Epithelial insults that are secondary to toxicity typically respond very rapidly to discontinuation of the toxic agents and the institution of the bland regimen designed to promote epithelial healing.

Rarely is it the case that a cornea made toxic by topical therapy takes as long as weeks to months to heal. Patients who have that type of response may possibly have underlying systemic issues, such as diabetes, herpes and ABMD.

Neurotrophia
Neurotrophic corneas are one of the most challenging clinical presentations at any level of ophthalmic care: complex in etiology and frequently difficult to diagnose.

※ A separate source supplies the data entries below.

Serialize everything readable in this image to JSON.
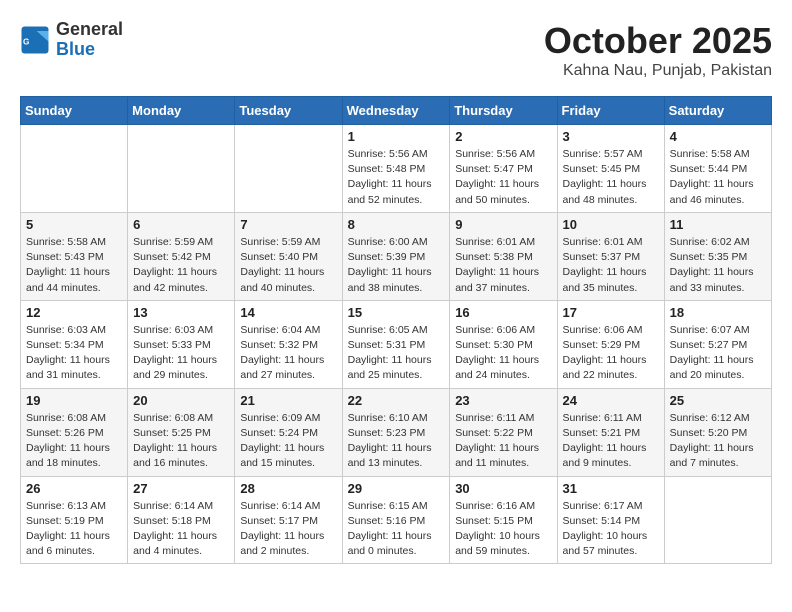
{
  "header": {
    "logo_general": "General",
    "logo_blue": "Blue",
    "month": "October 2025",
    "location": "Kahna Nau, Punjab, Pakistan"
  },
  "weekdays": [
    "Sunday",
    "Monday",
    "Tuesday",
    "Wednesday",
    "Thursday",
    "Friday",
    "Saturday"
  ],
  "weeks": [
    [
      {
        "day": "",
        "info": ""
      },
      {
        "day": "",
        "info": ""
      },
      {
        "day": "",
        "info": ""
      },
      {
        "day": "1",
        "info": "Sunrise: 5:56 AM\nSunset: 5:48 PM\nDaylight: 11 hours\nand 52 minutes."
      },
      {
        "day": "2",
        "info": "Sunrise: 5:56 AM\nSunset: 5:47 PM\nDaylight: 11 hours\nand 50 minutes."
      },
      {
        "day": "3",
        "info": "Sunrise: 5:57 AM\nSunset: 5:45 PM\nDaylight: 11 hours\nand 48 minutes."
      },
      {
        "day": "4",
        "info": "Sunrise: 5:58 AM\nSunset: 5:44 PM\nDaylight: 11 hours\nand 46 minutes."
      }
    ],
    [
      {
        "day": "5",
        "info": "Sunrise: 5:58 AM\nSunset: 5:43 PM\nDaylight: 11 hours\nand 44 minutes."
      },
      {
        "day": "6",
        "info": "Sunrise: 5:59 AM\nSunset: 5:42 PM\nDaylight: 11 hours\nand 42 minutes."
      },
      {
        "day": "7",
        "info": "Sunrise: 5:59 AM\nSunset: 5:40 PM\nDaylight: 11 hours\nand 40 minutes."
      },
      {
        "day": "8",
        "info": "Sunrise: 6:00 AM\nSunset: 5:39 PM\nDaylight: 11 hours\nand 38 minutes."
      },
      {
        "day": "9",
        "info": "Sunrise: 6:01 AM\nSunset: 5:38 PM\nDaylight: 11 hours\nand 37 minutes."
      },
      {
        "day": "10",
        "info": "Sunrise: 6:01 AM\nSunset: 5:37 PM\nDaylight: 11 hours\nand 35 minutes."
      },
      {
        "day": "11",
        "info": "Sunrise: 6:02 AM\nSunset: 5:35 PM\nDaylight: 11 hours\nand 33 minutes."
      }
    ],
    [
      {
        "day": "12",
        "info": "Sunrise: 6:03 AM\nSunset: 5:34 PM\nDaylight: 11 hours\nand 31 minutes."
      },
      {
        "day": "13",
        "info": "Sunrise: 6:03 AM\nSunset: 5:33 PM\nDaylight: 11 hours\nand 29 minutes."
      },
      {
        "day": "14",
        "info": "Sunrise: 6:04 AM\nSunset: 5:32 PM\nDaylight: 11 hours\nand 27 minutes."
      },
      {
        "day": "15",
        "info": "Sunrise: 6:05 AM\nSunset: 5:31 PM\nDaylight: 11 hours\nand 25 minutes."
      },
      {
        "day": "16",
        "info": "Sunrise: 6:06 AM\nSunset: 5:30 PM\nDaylight: 11 hours\nand 24 minutes."
      },
      {
        "day": "17",
        "info": "Sunrise: 6:06 AM\nSunset: 5:29 PM\nDaylight: 11 hours\nand 22 minutes."
      },
      {
        "day": "18",
        "info": "Sunrise: 6:07 AM\nSunset: 5:27 PM\nDaylight: 11 hours\nand 20 minutes."
      }
    ],
    [
      {
        "day": "19",
        "info": "Sunrise: 6:08 AM\nSunset: 5:26 PM\nDaylight: 11 hours\nand 18 minutes."
      },
      {
        "day": "20",
        "info": "Sunrise: 6:08 AM\nSunset: 5:25 PM\nDaylight: 11 hours\nand 16 minutes."
      },
      {
        "day": "21",
        "info": "Sunrise: 6:09 AM\nSunset: 5:24 PM\nDaylight: 11 hours\nand 15 minutes."
      },
      {
        "day": "22",
        "info": "Sunrise: 6:10 AM\nSunset: 5:23 PM\nDaylight: 11 hours\nand 13 minutes."
      },
      {
        "day": "23",
        "info": "Sunrise: 6:11 AM\nSunset: 5:22 PM\nDaylight: 11 hours\nand 11 minutes."
      },
      {
        "day": "24",
        "info": "Sunrise: 6:11 AM\nSunset: 5:21 PM\nDaylight: 11 hours\nand 9 minutes."
      },
      {
        "day": "25",
        "info": "Sunrise: 6:12 AM\nSunset: 5:20 PM\nDaylight: 11 hours\nand 7 minutes."
      }
    ],
    [
      {
        "day": "26",
        "info": "Sunrise: 6:13 AM\nSunset: 5:19 PM\nDaylight: 11 hours\nand 6 minutes."
      },
      {
        "day": "27",
        "info": "Sunrise: 6:14 AM\nSunset: 5:18 PM\nDaylight: 11 hours\nand 4 minutes."
      },
      {
        "day": "28",
        "info": "Sunrise: 6:14 AM\nSunset: 5:17 PM\nDaylight: 11 hours\nand 2 minutes."
      },
      {
        "day": "29",
        "info": "Sunrise: 6:15 AM\nSunset: 5:16 PM\nDaylight: 11 hours\nand 0 minutes."
      },
      {
        "day": "30",
        "info": "Sunrise: 6:16 AM\nSunset: 5:15 PM\nDaylight: 10 hours\nand 59 minutes."
      },
      {
        "day": "31",
        "info": "Sunrise: 6:17 AM\nSunset: 5:14 PM\nDaylight: 10 hours\nand 57 minutes."
      },
      {
        "day": "",
        "info": ""
      }
    ]
  ]
}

Neurotrophia implies that the normal cycle of epithelial stimulation of the 5th cranial nerve to produce epithelial cell regeneration has been interrupted and the area of the cornea involved has a decreased level of epithelial cell production that begins to show initially an epithelial defect and then eventually stromal involvement, which can result in perforation if allowed to progress.

The treatment of neurotrophic disease can be extremely complex. In all instances other than those in which the patient had allergies to the primary therapy, use a full dose (100mg PO BID) of doxycycline during the acute phase.

Additionally, the use of a bandage contact lens can be extremely helpful in treating the underlying disease state, and in many instances will be sufficient to bring the patient back to a normal epithelial presentation, as it blocks the evaporative loss that is part of the process of epithelial cell damage.

Non-preserved topical therapy administered adjunctively at a rate of qh to q2h is appropriate. The patient also needs to be managed carefully with office visits on a regular basis in the initial treatment period to assure that the lesion is responding favorably.

In some patients, the neurotrophic lesions are non-responsive, and as a result, require greater interventional management.